4. Station de traitement selon l'une des revendications précédentes, caractérisée en ce que le sixième moyen (14) est disposé pour alimenter par gravité au moins un bac (13)
constitutif du cinquième moyen.
5. Station de traitement selon la revendication 4, caractérisée en ce que le bac (13) constitutif du cinquième moyen est relié par une conduite (130) à un
bac intermédiaire (123) situé en sortie du troisième moyen et propre à recevoir la
boue de marinage (B2).
6. Station de traitement selon la revendication 5, caractérisée en ce que le bac intermédiaire (123) est relié par une conduite, d'une part, à un bac de stockage
temporaire (120) de la boue de marinage (B2) et, d'autre part, par une conduite (124)
à un bac d'alimentation (122) du tunnelier en boue de marinage (B2).

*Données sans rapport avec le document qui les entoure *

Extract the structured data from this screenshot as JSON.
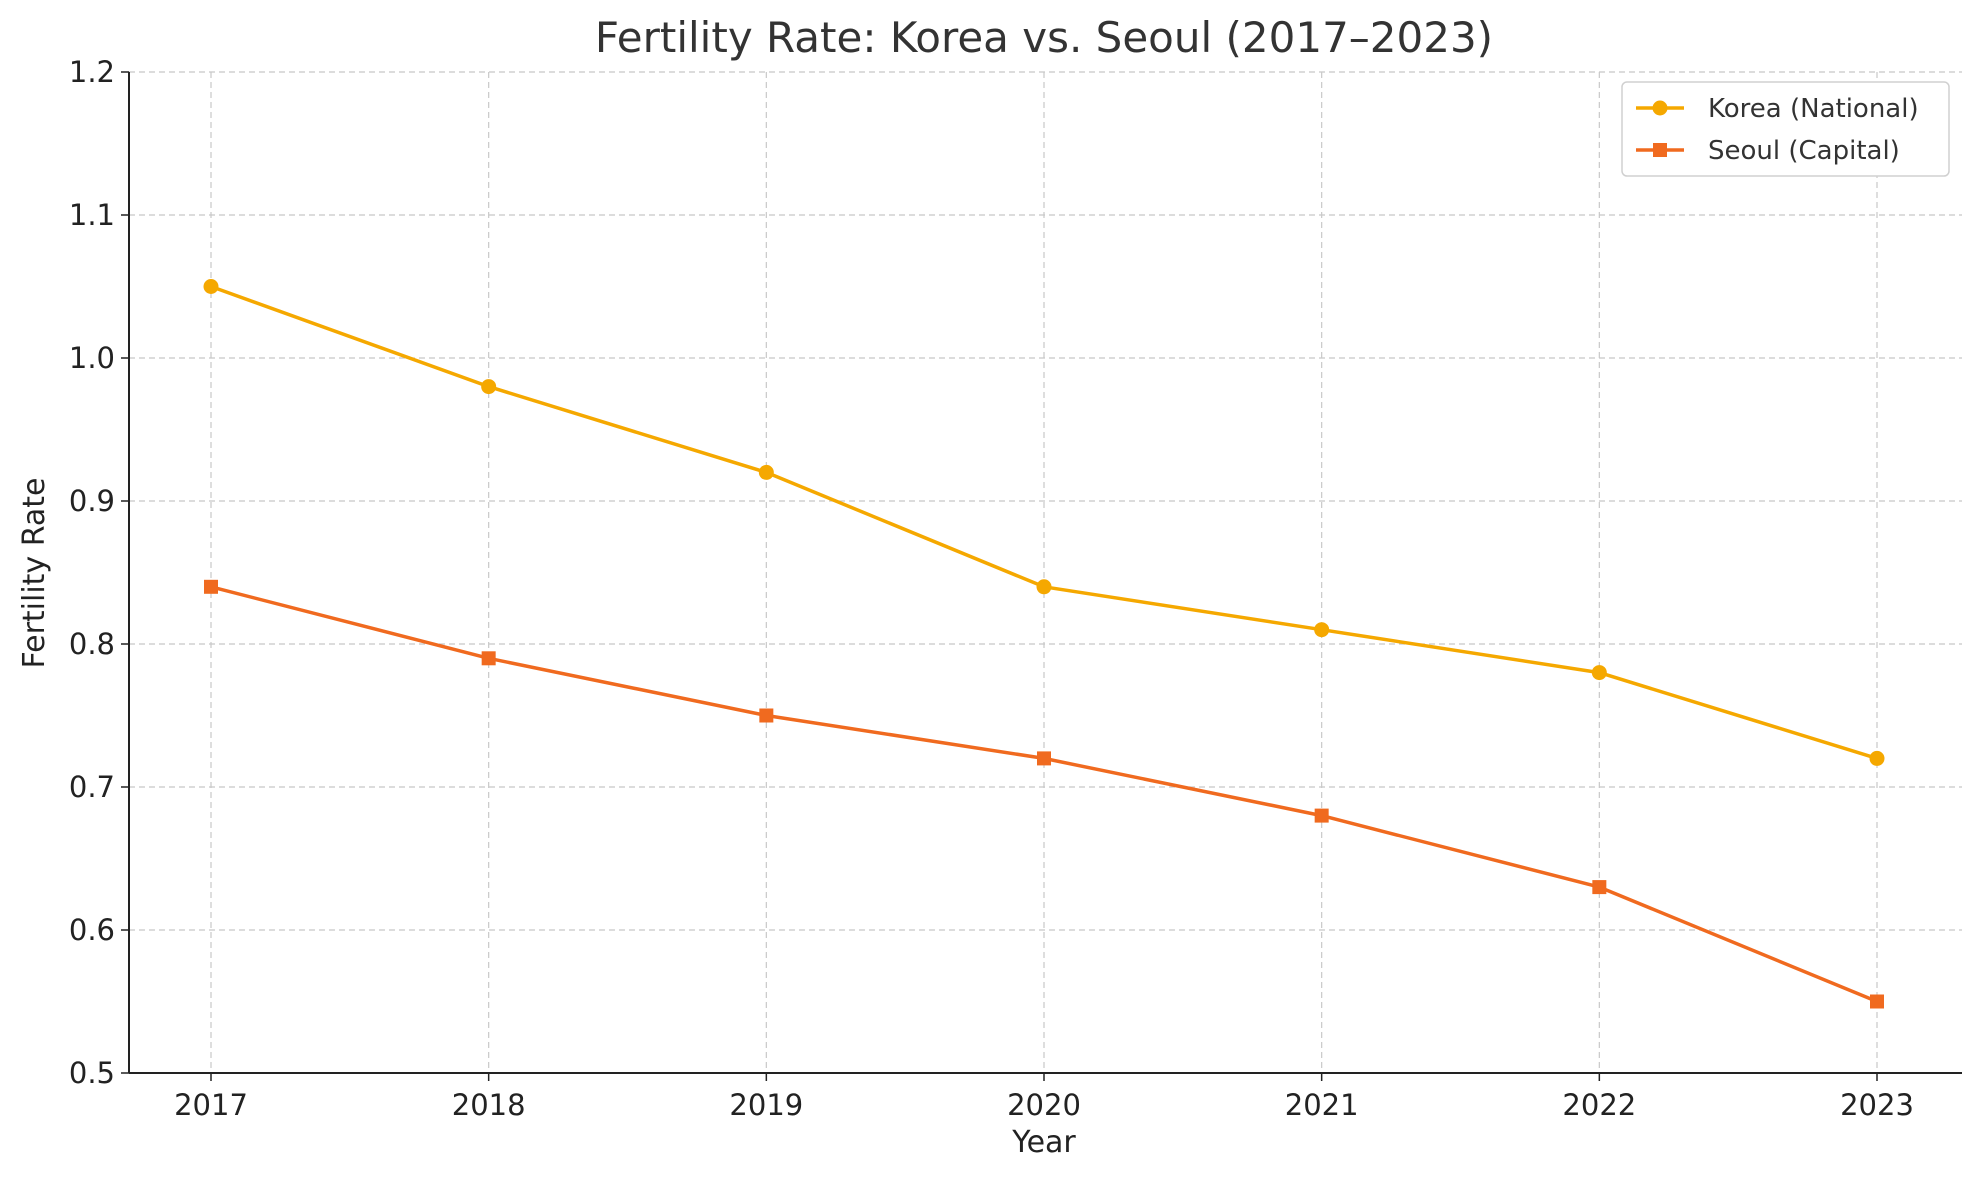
{
  "chart_data": {
    "type": "line",
    "title": "Fertility Rate: Korea vs. Seoul (2017–2023)",
    "xlabel": "Year",
    "ylabel": "Fertility Rate",
    "categories": [
      "2017",
      "2018",
      "2019",
      "2020",
      "2021",
      "2022",
      "2023"
    ],
    "x": [
      2017,
      2018,
      2019,
      2020,
      2021,
      2022,
      2023
    ],
    "yticks": [
      "0.5",
      "0.6",
      "0.7",
      "0.8",
      "0.9",
      "1.0",
      "1.1",
      "1.2"
    ],
    "ylim": [
      0.5,
      1.2
    ],
    "grid": true,
    "legend_position": "top-right",
    "series": [
      {
        "name": "Korea (National)",
        "values": [
          1.05,
          0.98,
          0.92,
          0.84,
          0.81,
          0.78,
          0.72
        ],
        "color": "#f5a800",
        "marker": "circle"
      },
      {
        "name": "Seoul (Capital)",
        "values": [
          0.84,
          0.79,
          0.75,
          0.72,
          0.68,
          0.63,
          0.55
        ],
        "color": "#f06a1f",
        "marker": "square"
      }
    ]
  }
}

7. Station de traitement selon l'une des revendications précédentes, caractérisée en ce qu'au moins une conduite de liaison (130, 131, 121, 810) entre les différents moyens
est équipée d'une vanne (140, 141) permettant de régler le débit de boue (B, B0, B1,
B2, B3) transférée.
8. Station de traitement selon l'une des revendications précédentes, caractérisée en ce qu'au moins un bac (120, 122, 123) constitutif du quatrième moyen (12) est pourvu d'un
capteur de niveau.
9. Procédé de gestion d'une station de traitement conforme à l'une des revendications
précédentes,
caractérisé en ce qu'il comprend au moins des étapes consistant à :
- a) définir les caractéristiques voulues (Q2, d2) de la boue de marinage (2),
- b) selon les caractéristiques définies à l'étape a), adapter les caractéristiques
(Q0, d0) de la boue régénérée (B0),
- c) selon les caractéristiques définies aux étapes a) et b), produire de la boue
mère (B1) avec des caractéristiques données (Q1, d1),
- d) définir les quantités de boue (B2) présente dans le quatrième moyen (12),
- e) à l'aide du sixième moyen (14), n'utiliser que la quantité nécessaire de boue
régénérée (B0) pour obtenir, par mélange de la boue régénérée (B0) avec la boue mère
(B1), les caractéristiques voulues (Q2, d2) de la boue de marinage (B2).